81, Guildhall Street is a Grade I listed building in the West Suffolk local planning authority area, England. First listed on 7 August 1952. A C18 House.
81, Guildhall Street
- WRENN ID
- guardian-sentry-curlew
- Grade
- I
- Local Planning Authority
- West Suffolk
- Country
- England
- Date first listed
- 7 August 1952
- Type
- House
- Source
- Historic England listing
Description
House, now offices, at 81 Guildhall Street, Bury St Edmunds
This is an 18th-century house with substantial alterations and additions made between 1789 and 1791 by the architect John Soane for James Oakes, a yarn merchant who later became a banker in Bury St Edmunds. The building is constructed of red brick with roofs that are part pantiled and part slate.
The exterior presents a sophisticated composition of 2 storeys with cellars and attics. The main body consists of a centre block flanked by two pedimented wings. The centre block features a stuccoed parapet with a Ketton stone cornice, dentils and plinth. It has a 5-window range arranged in the pattern 2:1:2, with the centre bay breaking forward slightly. All windows are 12-pane sashes in flush cased frames with flat gauged arches. A raised brick band runs across the building at the level of the first storey window sills. Three segmental-headed dormer windows punctuate the roof of the centre block. The central doorway is particularly fine, with a 6-panel door and a semicircular fanlight featuring heavy ornate glazing, set within a Tuscan doorcase with an open pediment and engaged columns.
The pedimented wings to north and south were added by Soane and are linked to the centre block by narrow slightly recessed bays. These bays contain a single sash window in plain reveals on the upper storey and a 6-panel door with a plain rectangular fanlight below. Each wing has a 12-pane sash window to the upper storey in plain reveals with a flat gauged arch. The ground storey of each wing features a tripartite sash window set in a segmental-arched recess with a lintel ornamented with 9-leaf paterae. A circular lunette sits in the tympanum of each pediment.
The north wing was originally designed as a counting-house with a dining parlour for customers above, and from 1794 it became the premises of Oakes' Bury and Suffolk Bank. The south wing contained a dining-room with a drawingroom above. Screen walls with brick dentilled parapets flank the wings to north and south; each stretch comprises 3 bays with recessed panels divided by pilasters. The south wall has two 6-panel doors and one sash window on the ground storey, while the north wall has one 6-panel door.
Two rear wings extend from the main building. The northern rear wing has a mansard roof, slated on the upper slope and plaintiled on the lower. Facing St Andrew's Street to the north is an early 19th-century range constructed in brick and flint, originally part of James Oakes' yarn warehouses, connected to the main building by a 20th-century link.
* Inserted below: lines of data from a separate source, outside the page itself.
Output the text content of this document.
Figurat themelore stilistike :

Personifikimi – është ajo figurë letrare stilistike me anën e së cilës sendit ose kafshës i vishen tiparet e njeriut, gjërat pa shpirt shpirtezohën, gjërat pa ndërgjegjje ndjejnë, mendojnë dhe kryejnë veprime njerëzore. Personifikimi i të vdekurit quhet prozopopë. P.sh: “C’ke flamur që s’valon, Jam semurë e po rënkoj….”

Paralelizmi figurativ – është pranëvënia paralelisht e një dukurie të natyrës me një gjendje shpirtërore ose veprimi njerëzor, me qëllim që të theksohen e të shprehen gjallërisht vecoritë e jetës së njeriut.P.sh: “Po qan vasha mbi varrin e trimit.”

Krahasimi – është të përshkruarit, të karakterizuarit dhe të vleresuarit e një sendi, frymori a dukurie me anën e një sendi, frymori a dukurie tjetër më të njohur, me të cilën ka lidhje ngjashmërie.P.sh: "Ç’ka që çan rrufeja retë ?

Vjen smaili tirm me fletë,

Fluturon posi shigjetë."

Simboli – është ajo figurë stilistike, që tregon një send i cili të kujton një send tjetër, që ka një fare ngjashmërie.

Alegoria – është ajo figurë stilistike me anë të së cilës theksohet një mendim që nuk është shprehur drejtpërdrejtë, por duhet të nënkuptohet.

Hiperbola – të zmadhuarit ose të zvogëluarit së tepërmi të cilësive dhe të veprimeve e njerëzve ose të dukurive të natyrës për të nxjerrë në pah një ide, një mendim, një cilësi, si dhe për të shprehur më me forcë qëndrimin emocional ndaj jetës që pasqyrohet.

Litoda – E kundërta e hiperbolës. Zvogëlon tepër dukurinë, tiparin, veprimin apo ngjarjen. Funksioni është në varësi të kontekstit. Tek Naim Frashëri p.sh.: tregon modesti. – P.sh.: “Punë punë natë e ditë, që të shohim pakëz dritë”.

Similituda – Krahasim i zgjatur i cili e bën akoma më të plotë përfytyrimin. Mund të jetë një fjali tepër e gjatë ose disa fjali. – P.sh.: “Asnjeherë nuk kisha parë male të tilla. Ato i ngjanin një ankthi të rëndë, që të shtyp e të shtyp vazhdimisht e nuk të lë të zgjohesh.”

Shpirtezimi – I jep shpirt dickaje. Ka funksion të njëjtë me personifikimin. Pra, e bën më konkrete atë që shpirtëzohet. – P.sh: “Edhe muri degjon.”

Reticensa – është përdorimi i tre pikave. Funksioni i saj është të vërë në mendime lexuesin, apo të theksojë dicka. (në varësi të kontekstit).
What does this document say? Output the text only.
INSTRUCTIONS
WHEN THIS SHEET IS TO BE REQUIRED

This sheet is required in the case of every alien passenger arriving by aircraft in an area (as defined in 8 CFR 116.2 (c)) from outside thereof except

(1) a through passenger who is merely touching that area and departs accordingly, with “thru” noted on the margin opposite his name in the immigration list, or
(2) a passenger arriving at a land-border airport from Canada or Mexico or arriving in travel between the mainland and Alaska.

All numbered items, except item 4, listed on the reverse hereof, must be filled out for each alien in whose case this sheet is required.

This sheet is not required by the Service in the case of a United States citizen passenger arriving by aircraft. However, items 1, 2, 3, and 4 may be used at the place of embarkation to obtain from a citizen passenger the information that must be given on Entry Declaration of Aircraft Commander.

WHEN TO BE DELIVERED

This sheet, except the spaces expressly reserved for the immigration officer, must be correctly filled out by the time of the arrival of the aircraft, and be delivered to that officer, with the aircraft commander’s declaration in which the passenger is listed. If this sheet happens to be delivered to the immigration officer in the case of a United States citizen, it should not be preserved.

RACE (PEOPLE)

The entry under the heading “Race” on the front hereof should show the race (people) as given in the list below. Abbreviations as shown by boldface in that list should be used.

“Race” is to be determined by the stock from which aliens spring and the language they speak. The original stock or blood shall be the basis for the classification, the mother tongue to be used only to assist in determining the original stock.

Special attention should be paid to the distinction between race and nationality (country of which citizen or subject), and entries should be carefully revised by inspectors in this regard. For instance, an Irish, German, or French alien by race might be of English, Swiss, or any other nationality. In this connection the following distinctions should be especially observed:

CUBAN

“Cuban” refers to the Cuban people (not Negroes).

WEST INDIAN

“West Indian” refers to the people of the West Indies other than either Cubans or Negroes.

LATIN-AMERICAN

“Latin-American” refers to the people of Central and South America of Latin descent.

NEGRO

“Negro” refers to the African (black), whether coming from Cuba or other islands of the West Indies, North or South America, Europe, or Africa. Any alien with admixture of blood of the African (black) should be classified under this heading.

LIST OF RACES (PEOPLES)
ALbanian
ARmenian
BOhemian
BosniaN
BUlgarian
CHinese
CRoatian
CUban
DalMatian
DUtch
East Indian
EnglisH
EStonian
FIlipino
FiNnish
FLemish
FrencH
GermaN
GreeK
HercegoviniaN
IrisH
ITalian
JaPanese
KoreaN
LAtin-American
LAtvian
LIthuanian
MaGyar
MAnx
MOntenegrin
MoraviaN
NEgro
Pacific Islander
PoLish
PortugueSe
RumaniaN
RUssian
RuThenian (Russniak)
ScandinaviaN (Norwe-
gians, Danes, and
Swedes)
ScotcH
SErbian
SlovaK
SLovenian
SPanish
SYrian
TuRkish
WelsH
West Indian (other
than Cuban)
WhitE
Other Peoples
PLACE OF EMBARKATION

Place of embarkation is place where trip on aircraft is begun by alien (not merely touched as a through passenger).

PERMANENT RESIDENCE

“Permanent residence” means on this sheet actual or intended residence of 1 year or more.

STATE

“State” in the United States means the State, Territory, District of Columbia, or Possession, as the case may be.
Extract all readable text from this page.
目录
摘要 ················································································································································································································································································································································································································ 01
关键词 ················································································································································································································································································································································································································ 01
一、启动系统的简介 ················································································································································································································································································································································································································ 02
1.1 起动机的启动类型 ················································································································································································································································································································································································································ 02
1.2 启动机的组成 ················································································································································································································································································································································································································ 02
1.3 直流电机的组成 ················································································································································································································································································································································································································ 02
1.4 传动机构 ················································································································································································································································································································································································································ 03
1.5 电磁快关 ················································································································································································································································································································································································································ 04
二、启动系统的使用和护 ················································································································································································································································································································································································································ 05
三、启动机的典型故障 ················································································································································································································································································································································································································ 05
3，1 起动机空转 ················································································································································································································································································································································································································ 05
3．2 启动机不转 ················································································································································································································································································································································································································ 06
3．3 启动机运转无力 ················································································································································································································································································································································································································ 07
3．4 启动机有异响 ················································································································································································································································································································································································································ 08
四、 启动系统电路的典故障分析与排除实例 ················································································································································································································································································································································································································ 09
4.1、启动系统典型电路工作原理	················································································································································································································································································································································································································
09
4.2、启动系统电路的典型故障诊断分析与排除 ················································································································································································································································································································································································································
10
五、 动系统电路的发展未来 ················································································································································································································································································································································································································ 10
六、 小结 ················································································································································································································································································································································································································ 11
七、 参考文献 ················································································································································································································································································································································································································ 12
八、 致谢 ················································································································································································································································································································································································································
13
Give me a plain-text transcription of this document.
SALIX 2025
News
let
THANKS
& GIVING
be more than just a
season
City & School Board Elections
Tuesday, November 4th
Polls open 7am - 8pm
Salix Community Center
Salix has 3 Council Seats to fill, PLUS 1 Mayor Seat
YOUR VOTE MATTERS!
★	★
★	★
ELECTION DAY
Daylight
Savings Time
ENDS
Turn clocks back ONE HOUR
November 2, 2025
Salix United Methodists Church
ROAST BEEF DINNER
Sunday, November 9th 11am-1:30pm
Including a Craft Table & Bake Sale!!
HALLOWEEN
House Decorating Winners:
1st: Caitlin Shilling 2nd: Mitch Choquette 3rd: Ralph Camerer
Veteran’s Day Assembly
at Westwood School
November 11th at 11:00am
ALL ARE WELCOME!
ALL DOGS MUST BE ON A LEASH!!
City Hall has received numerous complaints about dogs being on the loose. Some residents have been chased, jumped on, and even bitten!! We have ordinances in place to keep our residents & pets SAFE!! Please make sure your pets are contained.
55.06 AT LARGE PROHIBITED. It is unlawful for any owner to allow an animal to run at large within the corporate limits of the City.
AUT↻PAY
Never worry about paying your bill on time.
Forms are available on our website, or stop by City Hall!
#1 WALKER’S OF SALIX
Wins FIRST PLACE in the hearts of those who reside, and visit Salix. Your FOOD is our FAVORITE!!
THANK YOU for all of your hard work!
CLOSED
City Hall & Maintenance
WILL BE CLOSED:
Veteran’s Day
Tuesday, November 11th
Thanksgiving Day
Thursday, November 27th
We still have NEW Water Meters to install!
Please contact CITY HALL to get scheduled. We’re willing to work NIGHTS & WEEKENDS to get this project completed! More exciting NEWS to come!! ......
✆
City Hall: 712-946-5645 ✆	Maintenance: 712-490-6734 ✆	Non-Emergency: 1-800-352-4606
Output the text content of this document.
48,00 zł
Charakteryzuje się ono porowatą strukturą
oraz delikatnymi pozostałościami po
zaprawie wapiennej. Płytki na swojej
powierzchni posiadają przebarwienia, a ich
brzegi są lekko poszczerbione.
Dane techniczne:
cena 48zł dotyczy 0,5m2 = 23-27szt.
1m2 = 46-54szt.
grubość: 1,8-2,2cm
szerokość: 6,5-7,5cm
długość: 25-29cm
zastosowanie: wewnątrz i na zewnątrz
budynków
Interior features are substantial and of high quality. Extensive brick-lined cellars lie below the original centre part of the building. Within the central range is a fine late 18th or early 19th-century geometrical stair and balustrade with a moulded wreathed and ramped handrail, fluted open strings and delicate turned balusters. A simpler rear winder stair has a wreathed handrail and stick balusters. The area between the two parallel rear wings has been converted into a large 2-storey hall with 20th-century roofing. A sash window in the former back wall is semicircular-headed with radiating glazing bars. The Soane extensions to north and south contain internal window shutters with sunk panels. At the north end is a fireplace with a fluted architrave and paterae.